Editor column: Tribune is at the Utah Legislature to keep you informed

This is an archived article that was published on sltrib.com in 2012, and information in the article may be outdated. It is provided only for personal research purposes and may not be reprinted.

Lawmakers, and our reporters, are in the home stretch. Thursday at midnight, or perhaps a little earlier, the gavel will come down on the 2012 Utah Legislature.

Each session is memorable, for different reasons. The last night can be indelible. Two years ago, it was a midnight confession of past indiscretion. Last year, angry Utahns occupied the Capitol Rotunda. Those who lean toward literary hyperbole could have drawn comparisons to the storming of the Bastille.

Thursday holds less promise for such drama, although you need to be careful with that sort of prediction. The Legislature is known for last-hour surprises.

This election-year session has occupied a lower key. Some even have described it as "boring." It is all relative.

Like their counterparts running for president, Utah's GOP officeholders have taken aim at the federal government in general, and the Obama administration in particular. Lawmakers have proposed engaging the U.S. government in a battle to gain ownership of Utah's extensive federal lands as a way to reduce our tax burden and pay to educate our children. They have advocated taking over management of federal health safety nets, arguing local control is better, more efficient, and a vastly superior alternative to anything in the president's health care reform.

The 2012 session also will be known for what it didn't do: Revisit immigration law. Avoiding the hot emotions of that topic seemed a priority as the state's majority party prepares to pick candidates for November.

The hot-button issues this year include a proposal to clarify Utahns' right to openly carry a firearm in public and a bill about how our schools should, or shouldn't, teach students about sex.

Those headline-grabbing issues are sideshows to the real heavy-lifting lawmakers do: deciding how to spend $13 billion.
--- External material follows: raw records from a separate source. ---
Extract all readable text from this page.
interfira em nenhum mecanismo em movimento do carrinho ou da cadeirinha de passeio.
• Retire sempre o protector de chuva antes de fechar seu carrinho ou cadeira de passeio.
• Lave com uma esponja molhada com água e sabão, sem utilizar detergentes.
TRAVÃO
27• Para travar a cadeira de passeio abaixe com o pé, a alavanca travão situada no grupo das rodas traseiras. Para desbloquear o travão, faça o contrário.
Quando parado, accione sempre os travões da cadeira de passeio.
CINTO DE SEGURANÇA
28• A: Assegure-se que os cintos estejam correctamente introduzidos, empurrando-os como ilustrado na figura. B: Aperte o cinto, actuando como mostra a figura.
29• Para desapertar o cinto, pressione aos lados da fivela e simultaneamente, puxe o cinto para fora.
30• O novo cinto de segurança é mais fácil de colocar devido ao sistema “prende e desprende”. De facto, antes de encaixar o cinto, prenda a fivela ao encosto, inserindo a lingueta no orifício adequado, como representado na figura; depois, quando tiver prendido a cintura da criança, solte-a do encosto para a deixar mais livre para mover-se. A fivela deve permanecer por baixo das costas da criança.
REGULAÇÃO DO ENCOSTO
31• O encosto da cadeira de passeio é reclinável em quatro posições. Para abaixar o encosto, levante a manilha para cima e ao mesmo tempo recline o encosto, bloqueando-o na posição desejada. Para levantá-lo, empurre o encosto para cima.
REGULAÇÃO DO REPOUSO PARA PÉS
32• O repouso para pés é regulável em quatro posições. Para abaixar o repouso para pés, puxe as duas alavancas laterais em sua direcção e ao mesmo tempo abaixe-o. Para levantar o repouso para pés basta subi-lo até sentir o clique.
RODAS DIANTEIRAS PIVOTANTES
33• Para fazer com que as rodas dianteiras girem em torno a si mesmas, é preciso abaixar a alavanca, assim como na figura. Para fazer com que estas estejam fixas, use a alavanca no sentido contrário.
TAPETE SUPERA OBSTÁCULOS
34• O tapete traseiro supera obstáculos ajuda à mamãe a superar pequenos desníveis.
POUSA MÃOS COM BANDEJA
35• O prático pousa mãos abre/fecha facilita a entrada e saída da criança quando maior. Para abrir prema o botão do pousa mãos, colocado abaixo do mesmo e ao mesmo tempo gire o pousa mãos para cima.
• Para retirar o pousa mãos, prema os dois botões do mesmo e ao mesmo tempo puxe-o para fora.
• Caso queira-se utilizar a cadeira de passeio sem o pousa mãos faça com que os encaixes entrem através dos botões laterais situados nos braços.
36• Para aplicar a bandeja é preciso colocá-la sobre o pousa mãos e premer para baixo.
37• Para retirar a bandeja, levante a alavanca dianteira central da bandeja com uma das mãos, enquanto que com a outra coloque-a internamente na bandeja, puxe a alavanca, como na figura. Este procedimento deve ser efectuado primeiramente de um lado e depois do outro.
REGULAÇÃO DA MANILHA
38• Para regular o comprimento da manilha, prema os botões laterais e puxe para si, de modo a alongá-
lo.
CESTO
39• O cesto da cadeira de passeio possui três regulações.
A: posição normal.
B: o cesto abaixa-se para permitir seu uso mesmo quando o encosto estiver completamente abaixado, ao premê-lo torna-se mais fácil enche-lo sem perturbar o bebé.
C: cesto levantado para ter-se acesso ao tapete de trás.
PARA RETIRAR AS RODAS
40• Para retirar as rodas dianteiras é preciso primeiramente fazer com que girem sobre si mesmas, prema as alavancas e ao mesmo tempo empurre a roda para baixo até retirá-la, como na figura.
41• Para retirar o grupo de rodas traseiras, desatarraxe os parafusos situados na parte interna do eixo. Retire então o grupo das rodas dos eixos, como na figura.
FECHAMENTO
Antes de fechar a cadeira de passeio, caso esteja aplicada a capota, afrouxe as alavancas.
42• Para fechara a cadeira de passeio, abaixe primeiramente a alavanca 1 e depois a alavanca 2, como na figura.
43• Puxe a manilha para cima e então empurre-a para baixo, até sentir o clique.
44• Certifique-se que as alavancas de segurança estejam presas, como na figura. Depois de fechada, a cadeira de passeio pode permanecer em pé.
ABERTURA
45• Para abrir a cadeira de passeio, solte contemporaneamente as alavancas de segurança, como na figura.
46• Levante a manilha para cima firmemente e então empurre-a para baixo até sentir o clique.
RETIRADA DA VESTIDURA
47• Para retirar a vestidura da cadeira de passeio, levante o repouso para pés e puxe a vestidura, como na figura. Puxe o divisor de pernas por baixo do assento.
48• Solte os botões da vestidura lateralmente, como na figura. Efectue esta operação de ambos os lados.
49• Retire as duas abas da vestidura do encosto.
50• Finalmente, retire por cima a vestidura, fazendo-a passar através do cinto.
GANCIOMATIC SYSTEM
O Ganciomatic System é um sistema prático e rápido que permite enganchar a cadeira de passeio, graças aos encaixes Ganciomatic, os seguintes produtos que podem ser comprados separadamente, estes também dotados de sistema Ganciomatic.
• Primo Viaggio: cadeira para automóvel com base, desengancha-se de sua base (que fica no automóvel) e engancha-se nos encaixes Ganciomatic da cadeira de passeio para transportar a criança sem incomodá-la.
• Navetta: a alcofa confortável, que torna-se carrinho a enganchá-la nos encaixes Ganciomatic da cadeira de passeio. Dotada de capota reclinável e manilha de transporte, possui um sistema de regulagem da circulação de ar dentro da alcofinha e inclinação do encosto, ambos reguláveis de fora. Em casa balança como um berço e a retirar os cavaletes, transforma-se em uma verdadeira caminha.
Their real challenge is in prioritizing the needs of Utahns and slicing the pie accordingly. It's neither simple nor sexy. It's painstaking debate, analysis and compromise. But it is the most important thing they do. After all, it is your money.

During the past six weeks, our team of reporters, photographers and editors has worked hard to explain all this, to frame the issues, to accurately portray different political positions and the processes of your elected leaders in action. In particular, our state government team and our education team have been on the Hill from dawn into dark — literally — to report on the debate. Most desks in our newsroom have sent reporters to the Capitol to write on issues in their coverage areas.

Our Friday newspaper carried 12 stories from the Legislature, two of them on the front page, and two more, including a Paul Rolly column, on the cover of the Utah section. Online at sltrib.com, we had an additional half-dozen or so stories.

That is typical of our coverage. We blanket the Legislature because that is our responsibility — to report, explain, analyze, put in context, hold accountable and serve as watchdog. Since January, we have worked hard to be first to let you know what issues are on tap in committee hearings, what votes have taken place. Initial reports have appeared on our website; play-by-play debate on the most important issues have been carried via Twitter. Stories have been developed and fleshed out throughout the day.

If you were to visit sltrib.com throughout the day, you would be up to date on what lawmakers were up to on the Hill. If you were to return at, say, 9 p.m., you would have an extensive and contextualized look at what they accomplished. The next morning, newspaper readers would unfold a complete and concise report.

We are present on Capitol Hill to give you access to the process of making the laws under which you live. It is a privilege to have this responsibility. We are committed to doing it right.